»Ich weiß jetzt, was ich nicht will«

Von Ludwig Digomann, Oktober 2011

Langzeitpraktika an der Freien Waldorfschule am Kräherwald

Mitte der 1990er Jahre bildeten Lehrer der Freien Waldorfschule am Kräherwald in Stuttgart zusammen mit einigen Eltern einen Kreis, der einen »Tag der Berufs­findung« organisierte. Zwei Mal im Jahr wurden an einem Samstag Persönlich­keiten aus den verschiedensten Berufen eingeladen, die auf Fragen der Schüler fachkundige Antworten geben konnten.

Zuerst gab es kein bestimmtes Thema für diese Tage, in einem Eingangsreferat ging es über das Thema Beruf im allgemeinen und Ausbildung im Besonderen. Mit der Zeit wurden diese Berufsfindungstage unter ein Motto gestellt, wie »… rund um den Computer« oder »Traumjob oder Albtraum«, zu dem Referenten aus der IT-Branche, aus Fernsehen, Funk, Fußball und der Musikbranche gewonnen werden konnten.

Im Laufe der Jahre kamen Oberstufenschüler dazu, die mit Herzblut die Tage mitorganisierten.

2003 änderte der Vorbereitungskreis das Konzept. Er holte nicht mehr Fachkräfte von außen in unsere Schule, sondern organisierte Besuche bei verschiedenen Firmen in Stuttgart und Umgebung, wobei die Schüler vor Ort Informationen über die verschiedenen Berufsfelder und die Ausbildungsmöglichkeiten bekamen. Vor allem große Firmen und Institutionen wurden besucht, wie Bosch, Daimler, das Diakonissenkrankenhaus oder das Staatstheater.

Mit der Einrichtung einer Klasse 11 P, deren Schwerpunkt auf das Praktische gerichtet ist, änderte sich unser Projekt zur Berufsorientierung völlig. Während die Schüler, die auf das Abitur zusteuerten, die Möglichkeit bekamen, die verschiedenen Unis im Rahmen des »Tages der offenen Tür« zu besuchen, bekamen die Schüler der 11 P über eine dreimonatige Praktikumsstelle einen tiefergehenden Einblick in das Berufsleben.
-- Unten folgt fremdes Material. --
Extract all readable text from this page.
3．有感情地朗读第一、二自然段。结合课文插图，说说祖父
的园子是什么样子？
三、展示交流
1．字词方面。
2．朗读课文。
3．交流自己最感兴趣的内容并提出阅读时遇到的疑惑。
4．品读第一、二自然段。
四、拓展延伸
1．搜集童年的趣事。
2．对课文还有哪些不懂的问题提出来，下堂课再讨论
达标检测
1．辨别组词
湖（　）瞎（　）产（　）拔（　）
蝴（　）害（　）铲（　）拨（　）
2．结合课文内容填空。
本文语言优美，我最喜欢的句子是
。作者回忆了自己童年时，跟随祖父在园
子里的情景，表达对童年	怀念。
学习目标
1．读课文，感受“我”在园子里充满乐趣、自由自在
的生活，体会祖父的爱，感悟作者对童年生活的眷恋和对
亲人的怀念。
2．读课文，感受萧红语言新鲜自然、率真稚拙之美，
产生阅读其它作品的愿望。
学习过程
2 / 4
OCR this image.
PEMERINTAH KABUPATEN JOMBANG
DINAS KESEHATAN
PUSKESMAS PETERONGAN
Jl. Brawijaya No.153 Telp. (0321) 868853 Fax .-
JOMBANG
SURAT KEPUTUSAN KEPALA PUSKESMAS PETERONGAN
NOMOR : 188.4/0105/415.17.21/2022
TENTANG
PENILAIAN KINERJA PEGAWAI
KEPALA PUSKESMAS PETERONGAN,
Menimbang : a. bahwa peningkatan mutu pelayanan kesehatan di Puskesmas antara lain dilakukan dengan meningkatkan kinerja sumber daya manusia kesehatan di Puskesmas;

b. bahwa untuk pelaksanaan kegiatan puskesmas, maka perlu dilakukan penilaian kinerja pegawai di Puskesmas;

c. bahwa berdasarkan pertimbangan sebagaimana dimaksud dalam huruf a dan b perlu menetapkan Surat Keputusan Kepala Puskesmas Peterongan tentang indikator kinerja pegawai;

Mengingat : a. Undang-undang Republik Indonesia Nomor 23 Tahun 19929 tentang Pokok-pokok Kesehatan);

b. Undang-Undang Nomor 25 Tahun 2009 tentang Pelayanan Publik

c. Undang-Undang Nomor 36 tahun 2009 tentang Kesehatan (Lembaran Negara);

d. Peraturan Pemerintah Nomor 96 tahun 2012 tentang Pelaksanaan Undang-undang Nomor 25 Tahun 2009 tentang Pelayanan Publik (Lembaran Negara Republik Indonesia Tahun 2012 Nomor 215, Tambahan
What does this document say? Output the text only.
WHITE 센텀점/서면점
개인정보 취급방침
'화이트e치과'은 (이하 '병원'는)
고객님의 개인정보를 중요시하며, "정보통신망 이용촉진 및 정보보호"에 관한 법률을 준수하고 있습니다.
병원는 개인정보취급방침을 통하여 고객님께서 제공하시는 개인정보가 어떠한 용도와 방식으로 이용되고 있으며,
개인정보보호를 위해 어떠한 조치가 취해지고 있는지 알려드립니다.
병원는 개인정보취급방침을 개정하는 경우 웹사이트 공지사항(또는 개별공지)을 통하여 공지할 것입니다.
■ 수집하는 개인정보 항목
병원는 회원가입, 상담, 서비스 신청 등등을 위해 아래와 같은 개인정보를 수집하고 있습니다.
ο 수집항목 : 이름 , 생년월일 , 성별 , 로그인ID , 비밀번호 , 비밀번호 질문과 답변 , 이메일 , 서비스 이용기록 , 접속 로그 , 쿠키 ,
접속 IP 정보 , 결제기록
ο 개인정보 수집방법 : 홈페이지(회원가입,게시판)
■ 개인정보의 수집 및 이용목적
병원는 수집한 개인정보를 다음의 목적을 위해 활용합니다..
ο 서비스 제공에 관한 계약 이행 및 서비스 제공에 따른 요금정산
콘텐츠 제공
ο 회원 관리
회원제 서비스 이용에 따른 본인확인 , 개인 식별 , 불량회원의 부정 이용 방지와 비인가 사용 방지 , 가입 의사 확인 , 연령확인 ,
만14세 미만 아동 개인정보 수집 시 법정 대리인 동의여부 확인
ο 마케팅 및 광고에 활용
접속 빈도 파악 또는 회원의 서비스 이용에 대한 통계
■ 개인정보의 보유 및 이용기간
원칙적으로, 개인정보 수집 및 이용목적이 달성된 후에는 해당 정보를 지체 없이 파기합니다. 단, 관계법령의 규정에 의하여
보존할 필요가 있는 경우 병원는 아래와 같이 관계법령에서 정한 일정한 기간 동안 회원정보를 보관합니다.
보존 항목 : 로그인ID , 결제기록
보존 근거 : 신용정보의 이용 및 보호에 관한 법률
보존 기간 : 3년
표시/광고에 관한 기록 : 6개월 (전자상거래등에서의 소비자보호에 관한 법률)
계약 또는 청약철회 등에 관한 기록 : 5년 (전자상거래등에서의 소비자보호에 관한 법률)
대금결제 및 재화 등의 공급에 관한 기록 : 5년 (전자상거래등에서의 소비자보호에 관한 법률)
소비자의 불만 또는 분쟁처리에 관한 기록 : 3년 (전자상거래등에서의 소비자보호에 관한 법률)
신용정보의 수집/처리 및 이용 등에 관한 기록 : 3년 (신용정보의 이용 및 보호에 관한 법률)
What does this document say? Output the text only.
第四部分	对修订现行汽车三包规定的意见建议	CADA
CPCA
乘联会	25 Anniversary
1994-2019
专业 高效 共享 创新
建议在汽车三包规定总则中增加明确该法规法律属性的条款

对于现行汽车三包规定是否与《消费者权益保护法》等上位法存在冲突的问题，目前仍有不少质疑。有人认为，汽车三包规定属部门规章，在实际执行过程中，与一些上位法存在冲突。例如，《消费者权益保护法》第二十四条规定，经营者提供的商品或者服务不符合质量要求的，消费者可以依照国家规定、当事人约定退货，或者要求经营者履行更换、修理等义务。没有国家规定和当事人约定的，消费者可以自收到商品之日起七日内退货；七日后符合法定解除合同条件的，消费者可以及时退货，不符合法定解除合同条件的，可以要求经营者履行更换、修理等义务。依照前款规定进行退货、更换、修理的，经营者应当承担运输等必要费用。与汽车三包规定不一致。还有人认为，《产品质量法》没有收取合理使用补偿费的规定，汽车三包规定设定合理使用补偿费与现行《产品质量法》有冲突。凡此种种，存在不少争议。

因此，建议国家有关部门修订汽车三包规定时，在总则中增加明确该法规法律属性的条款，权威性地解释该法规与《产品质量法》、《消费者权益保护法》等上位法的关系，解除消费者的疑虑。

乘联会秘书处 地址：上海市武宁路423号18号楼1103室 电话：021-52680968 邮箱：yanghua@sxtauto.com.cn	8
Dieses Berufspraktikum liegt zwischen den Weihnachts- und Osterferien und soll den Schülern das Berufsleben mit all seinen Facetten viel intensiver erlebbar machen, als es ein einwöchiges Praktikum je vermag. Wenn möglich, sollen die Schüler eine Praktikumsstelle für diese Zeit suchen. Die Erfahrung zeigt aber, dass sie oft aus verschiedenen Gründen zwei Stellen suchen müssen.

Den Schülern der 11 P wird viel Eigenverantwortung übertragen. Sie suchen ihre Praktikumsstellen selbst und formulieren ihre Bewerbungsschreiben in Eigenregie. Natürlich unterstützt die Schule diese Eigenverantwortlichkeit: Wir versuchen, vor den Praktika den Schülern  in zwei Stunden pro Woche die Arbeitswelt, die Bewerbungssituation und alles, was damit zusammenhängt, näherzubringen.

Während des Praktikums wird jeder Schüler von einem Lehrer der Klasse begleitet und betreut, der die Schüler vor Ort besucht, und mit ihnen und ihrem verantwortlichen Betreuer spricht.

In der Woche nach den Osterferien findet nach dem regulären Hauptunterricht täglich von 10.00 bis 14.00 Uhr ein einwöchiges Berufsfindungsseminar statt. In diesem Seminar werden die Erfahrungen aus den Praktikumsstellen gesammelt und darüber hinaus beim Besuch  großer Firmen und Institutionen in einen passenden Rahmen gestellt. In dieser Zeit machen die Schüler auf freiwilliger Basis den geva-Eignungstest »Berufswahl«, der weitere Hinweise geben kann.

Seinen Abschluss finden das Praktikum und das Berufsfindungsseminar in Form einer Präsentation der verschiedenen Praktikumsstellen vor Lehrern, Eltern und den ehemaligen Betreuern. Da ziehen dann oft die Schüler ein Resümee, bei dem man hören kann: »Das Praktikum nahm mir die Angst vor dem echten Berufsleben« oder »Das frühe Aufstehen und die Pünktlichkeit fielen mir schwer« oder »Ich weiß jetzt, was ich nicht will.«

Zum Autor: Ludwig Digomann ist Oberstufenlehrer und mit anderen Kollegen zuständig für die Öffentlichkeitsarbeit an der Freien Waldorfschule am Kräherwald in Stuttgart.